Мальчик с болезненно-пугливым интересом наблюдал за пришельцем. С приходом Купца корабли немедленно перекочевали в сарай, а велосипедные прогулки в горы Денис стал совершать в одиночестве. Там, среди безмолвных камней, он подолгу смотрел в море и, глотая слезы, пил свое одиночество.

Мать по-прежнему работала в ресторане, приносила домой балык и кругло нарезанные дольки ананаса. Она по-прежнему устраивала дома шумные застолья, где теперь главенствовал Купец. Он восседал на том самом стуле, который еще совсем недавно занимал веселый и добродушный отец Дениса.

Свои привычки Римма Анатольевна менять не спешила. Она все так же тщательно собиралась перед зеркалом, как обычно, возвращалась из ресторана за полночь на такси, а то и в машинах благодарных клиентов.

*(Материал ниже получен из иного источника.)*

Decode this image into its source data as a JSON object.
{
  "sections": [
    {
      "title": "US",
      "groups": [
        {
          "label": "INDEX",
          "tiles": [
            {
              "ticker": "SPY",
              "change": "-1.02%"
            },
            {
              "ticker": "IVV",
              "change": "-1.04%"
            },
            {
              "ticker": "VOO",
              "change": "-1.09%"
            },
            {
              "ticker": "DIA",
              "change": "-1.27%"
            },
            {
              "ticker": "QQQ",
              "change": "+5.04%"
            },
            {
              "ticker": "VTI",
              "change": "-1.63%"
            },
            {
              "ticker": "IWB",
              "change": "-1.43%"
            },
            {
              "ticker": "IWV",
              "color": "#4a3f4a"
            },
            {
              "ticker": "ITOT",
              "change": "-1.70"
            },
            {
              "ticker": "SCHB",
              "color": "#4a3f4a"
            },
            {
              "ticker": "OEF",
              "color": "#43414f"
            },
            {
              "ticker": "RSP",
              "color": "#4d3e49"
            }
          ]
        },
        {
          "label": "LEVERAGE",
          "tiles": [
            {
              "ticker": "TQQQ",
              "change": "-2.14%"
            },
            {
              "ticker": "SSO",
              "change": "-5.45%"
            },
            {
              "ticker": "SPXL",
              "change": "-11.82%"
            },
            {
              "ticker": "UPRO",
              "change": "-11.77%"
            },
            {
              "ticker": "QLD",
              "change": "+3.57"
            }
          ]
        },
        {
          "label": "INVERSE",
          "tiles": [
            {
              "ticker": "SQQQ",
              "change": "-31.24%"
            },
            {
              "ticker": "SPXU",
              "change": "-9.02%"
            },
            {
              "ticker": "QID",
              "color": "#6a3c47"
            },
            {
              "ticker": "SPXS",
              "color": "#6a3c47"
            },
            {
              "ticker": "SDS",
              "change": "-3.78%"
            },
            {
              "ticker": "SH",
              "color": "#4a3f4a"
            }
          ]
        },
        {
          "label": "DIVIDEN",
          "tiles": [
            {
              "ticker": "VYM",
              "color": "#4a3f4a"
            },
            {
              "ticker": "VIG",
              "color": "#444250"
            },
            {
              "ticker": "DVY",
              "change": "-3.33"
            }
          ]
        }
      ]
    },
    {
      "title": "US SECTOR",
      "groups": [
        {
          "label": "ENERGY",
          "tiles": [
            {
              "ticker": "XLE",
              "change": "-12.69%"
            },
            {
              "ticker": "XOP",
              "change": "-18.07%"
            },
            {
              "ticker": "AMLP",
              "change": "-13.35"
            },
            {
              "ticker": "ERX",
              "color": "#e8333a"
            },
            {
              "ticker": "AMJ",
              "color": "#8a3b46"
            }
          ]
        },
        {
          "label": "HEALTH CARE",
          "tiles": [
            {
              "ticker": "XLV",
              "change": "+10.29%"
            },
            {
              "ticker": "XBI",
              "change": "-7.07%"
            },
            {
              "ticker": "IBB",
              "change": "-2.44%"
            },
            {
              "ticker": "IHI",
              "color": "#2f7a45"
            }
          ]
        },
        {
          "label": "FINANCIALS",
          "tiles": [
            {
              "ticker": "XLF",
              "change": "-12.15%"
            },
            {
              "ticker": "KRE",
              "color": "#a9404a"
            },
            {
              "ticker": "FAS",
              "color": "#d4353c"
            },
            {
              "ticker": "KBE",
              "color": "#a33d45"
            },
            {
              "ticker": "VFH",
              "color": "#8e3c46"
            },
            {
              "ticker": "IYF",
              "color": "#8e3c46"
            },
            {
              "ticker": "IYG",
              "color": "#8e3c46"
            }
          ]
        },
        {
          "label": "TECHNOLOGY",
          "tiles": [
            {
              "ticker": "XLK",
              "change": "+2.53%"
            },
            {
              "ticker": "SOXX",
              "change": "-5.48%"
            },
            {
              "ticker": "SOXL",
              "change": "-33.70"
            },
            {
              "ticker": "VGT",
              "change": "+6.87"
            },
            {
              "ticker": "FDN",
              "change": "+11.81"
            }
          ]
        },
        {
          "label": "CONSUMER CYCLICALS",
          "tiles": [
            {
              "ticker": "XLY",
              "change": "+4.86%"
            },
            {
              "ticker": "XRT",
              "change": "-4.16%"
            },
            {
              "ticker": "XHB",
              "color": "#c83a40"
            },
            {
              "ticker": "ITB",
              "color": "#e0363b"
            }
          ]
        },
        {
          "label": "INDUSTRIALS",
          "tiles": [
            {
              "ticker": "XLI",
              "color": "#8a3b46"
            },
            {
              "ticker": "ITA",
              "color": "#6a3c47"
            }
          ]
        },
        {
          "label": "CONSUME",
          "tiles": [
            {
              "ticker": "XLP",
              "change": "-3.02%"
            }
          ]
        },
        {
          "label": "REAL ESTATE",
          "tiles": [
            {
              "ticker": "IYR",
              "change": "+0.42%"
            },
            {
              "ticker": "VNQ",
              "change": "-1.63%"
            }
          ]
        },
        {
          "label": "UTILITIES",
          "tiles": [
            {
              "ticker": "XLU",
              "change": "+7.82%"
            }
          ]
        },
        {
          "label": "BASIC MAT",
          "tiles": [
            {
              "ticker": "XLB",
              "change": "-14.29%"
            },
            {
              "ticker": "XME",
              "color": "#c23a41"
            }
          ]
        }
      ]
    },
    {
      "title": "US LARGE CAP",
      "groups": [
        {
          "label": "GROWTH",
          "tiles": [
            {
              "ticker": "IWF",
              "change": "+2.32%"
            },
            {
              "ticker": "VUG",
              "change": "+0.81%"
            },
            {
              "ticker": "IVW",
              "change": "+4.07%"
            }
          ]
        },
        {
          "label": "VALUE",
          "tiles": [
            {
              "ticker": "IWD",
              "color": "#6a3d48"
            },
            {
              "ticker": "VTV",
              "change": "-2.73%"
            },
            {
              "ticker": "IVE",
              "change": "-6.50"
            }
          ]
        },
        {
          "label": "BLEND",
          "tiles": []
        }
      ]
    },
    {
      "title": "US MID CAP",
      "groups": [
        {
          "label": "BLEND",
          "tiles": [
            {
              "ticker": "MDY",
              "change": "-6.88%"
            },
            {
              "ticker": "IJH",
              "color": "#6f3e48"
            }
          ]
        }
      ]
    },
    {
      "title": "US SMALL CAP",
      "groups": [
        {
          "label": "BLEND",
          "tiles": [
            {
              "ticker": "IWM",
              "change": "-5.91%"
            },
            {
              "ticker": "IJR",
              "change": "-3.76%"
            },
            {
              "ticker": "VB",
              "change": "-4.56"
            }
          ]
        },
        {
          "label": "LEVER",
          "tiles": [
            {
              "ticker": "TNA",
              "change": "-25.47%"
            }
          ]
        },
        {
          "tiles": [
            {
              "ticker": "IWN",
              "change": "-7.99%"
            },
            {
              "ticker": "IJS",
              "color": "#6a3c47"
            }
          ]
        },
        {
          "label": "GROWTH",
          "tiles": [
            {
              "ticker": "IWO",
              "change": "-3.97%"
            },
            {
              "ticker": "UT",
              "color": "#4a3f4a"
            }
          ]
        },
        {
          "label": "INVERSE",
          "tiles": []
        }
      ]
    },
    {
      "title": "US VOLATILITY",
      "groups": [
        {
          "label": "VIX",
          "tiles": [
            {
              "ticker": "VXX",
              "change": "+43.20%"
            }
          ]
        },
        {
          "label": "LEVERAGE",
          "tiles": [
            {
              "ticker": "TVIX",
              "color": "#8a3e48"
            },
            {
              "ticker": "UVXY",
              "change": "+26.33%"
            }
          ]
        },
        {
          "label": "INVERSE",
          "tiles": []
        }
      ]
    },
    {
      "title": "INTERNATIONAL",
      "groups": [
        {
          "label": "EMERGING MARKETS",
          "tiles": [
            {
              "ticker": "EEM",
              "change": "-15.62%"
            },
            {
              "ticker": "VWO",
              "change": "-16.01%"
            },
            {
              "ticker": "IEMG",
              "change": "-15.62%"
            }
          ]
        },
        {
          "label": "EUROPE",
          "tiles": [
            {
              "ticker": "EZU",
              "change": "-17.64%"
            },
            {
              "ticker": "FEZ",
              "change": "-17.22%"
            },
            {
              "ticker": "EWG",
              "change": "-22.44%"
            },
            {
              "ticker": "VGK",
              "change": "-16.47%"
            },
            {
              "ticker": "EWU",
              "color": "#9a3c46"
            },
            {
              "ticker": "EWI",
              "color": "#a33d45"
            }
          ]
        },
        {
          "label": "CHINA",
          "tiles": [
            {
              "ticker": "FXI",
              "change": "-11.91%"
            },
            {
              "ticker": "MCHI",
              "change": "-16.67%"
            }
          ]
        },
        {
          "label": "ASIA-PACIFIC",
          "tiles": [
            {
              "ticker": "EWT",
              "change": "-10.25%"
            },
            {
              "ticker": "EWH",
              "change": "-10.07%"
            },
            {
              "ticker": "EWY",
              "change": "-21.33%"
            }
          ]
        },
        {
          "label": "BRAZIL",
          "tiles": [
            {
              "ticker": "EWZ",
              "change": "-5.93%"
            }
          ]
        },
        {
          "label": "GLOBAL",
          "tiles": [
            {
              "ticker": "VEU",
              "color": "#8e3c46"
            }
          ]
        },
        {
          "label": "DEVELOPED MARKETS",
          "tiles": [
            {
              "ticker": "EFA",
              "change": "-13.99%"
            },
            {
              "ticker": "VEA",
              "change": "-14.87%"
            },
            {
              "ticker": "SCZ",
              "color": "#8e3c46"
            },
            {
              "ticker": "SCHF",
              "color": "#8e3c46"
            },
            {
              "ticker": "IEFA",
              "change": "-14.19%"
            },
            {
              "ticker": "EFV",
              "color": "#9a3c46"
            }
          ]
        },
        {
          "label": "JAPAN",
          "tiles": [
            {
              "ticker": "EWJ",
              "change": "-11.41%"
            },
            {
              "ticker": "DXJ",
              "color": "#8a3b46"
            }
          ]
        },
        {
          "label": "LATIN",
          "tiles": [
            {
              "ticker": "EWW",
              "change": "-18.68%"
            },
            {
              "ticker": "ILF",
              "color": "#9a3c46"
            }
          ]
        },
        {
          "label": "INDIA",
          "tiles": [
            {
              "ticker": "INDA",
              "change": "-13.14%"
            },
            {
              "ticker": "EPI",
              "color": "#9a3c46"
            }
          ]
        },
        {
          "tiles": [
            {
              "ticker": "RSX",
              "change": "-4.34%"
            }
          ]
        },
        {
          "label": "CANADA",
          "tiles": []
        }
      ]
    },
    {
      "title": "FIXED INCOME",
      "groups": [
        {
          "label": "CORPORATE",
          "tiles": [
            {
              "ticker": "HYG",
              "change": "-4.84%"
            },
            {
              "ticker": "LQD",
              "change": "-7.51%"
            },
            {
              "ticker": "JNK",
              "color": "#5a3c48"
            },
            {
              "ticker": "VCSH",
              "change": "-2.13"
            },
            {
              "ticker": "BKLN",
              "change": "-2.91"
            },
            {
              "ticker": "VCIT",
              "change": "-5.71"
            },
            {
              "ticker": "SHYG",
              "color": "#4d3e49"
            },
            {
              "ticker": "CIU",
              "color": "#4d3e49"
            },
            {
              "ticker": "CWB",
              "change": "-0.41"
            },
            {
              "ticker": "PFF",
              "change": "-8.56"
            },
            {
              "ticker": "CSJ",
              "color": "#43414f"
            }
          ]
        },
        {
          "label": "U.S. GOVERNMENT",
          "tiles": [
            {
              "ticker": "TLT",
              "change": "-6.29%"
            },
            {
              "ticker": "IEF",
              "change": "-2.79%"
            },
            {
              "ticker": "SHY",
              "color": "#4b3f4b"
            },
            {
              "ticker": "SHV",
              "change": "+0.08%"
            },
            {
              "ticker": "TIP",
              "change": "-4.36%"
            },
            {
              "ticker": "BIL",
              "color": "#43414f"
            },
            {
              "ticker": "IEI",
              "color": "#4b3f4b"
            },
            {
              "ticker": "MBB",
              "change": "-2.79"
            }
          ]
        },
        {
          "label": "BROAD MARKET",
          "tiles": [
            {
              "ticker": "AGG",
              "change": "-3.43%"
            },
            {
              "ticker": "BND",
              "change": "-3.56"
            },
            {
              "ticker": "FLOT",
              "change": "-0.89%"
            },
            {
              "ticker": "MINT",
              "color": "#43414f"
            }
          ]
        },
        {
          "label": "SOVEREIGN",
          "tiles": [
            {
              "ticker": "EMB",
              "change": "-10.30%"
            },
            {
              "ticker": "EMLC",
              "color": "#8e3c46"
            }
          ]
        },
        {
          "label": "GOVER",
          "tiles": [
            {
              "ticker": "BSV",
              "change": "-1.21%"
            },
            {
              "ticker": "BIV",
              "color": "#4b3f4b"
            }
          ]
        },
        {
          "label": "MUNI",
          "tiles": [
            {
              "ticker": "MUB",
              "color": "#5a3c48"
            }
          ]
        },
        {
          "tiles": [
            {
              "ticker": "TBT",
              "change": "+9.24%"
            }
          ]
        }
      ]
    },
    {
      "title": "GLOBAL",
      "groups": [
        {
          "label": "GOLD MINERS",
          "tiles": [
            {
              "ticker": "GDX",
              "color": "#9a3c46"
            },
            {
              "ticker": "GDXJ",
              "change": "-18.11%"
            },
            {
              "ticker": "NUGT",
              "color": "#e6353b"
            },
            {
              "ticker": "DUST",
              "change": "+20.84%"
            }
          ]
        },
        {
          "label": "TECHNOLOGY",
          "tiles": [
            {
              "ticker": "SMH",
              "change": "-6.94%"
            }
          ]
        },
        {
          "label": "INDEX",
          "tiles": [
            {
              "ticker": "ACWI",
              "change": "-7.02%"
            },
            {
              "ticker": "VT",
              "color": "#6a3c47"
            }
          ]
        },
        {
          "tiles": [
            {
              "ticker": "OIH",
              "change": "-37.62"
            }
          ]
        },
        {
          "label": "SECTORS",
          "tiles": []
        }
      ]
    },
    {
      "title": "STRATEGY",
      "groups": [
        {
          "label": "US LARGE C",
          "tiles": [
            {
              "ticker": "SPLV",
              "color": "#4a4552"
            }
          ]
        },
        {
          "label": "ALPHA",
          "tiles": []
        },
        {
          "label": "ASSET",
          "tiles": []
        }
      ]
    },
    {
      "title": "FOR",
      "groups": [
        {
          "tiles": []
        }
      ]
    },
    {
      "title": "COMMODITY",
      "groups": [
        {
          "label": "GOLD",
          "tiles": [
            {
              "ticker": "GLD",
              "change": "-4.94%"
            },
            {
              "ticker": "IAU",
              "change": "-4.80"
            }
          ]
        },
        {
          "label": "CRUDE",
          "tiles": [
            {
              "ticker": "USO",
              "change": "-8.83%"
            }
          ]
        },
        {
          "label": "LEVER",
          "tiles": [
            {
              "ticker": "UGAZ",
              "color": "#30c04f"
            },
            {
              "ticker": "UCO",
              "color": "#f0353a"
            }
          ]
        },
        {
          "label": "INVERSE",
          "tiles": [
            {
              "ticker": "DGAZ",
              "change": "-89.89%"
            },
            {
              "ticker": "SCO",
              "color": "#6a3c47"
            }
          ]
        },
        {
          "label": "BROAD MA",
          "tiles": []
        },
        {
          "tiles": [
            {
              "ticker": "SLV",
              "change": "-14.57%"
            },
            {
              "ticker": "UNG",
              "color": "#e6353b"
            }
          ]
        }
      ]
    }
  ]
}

Купца образ жизни супруги не устраивал. На его замечания Римма Анатольевна только дергала плечом в недоумении или поднимала левую бровь. Чем, мол, ты недоволен? Дом — полная чаша, жена — красавица, пасынок хулиганствами не докучает. В чем проблема? Или же, в зависимости от настроения, бросалась на Купца с азартом хищницы и начинала неистово целовать его, царапая ногтями спину. В последнем случае Денис исчезал, никем не замеченный, и растворялся в узких переулках приморского города, слившись в единую массу с такими же, как он, пацанами.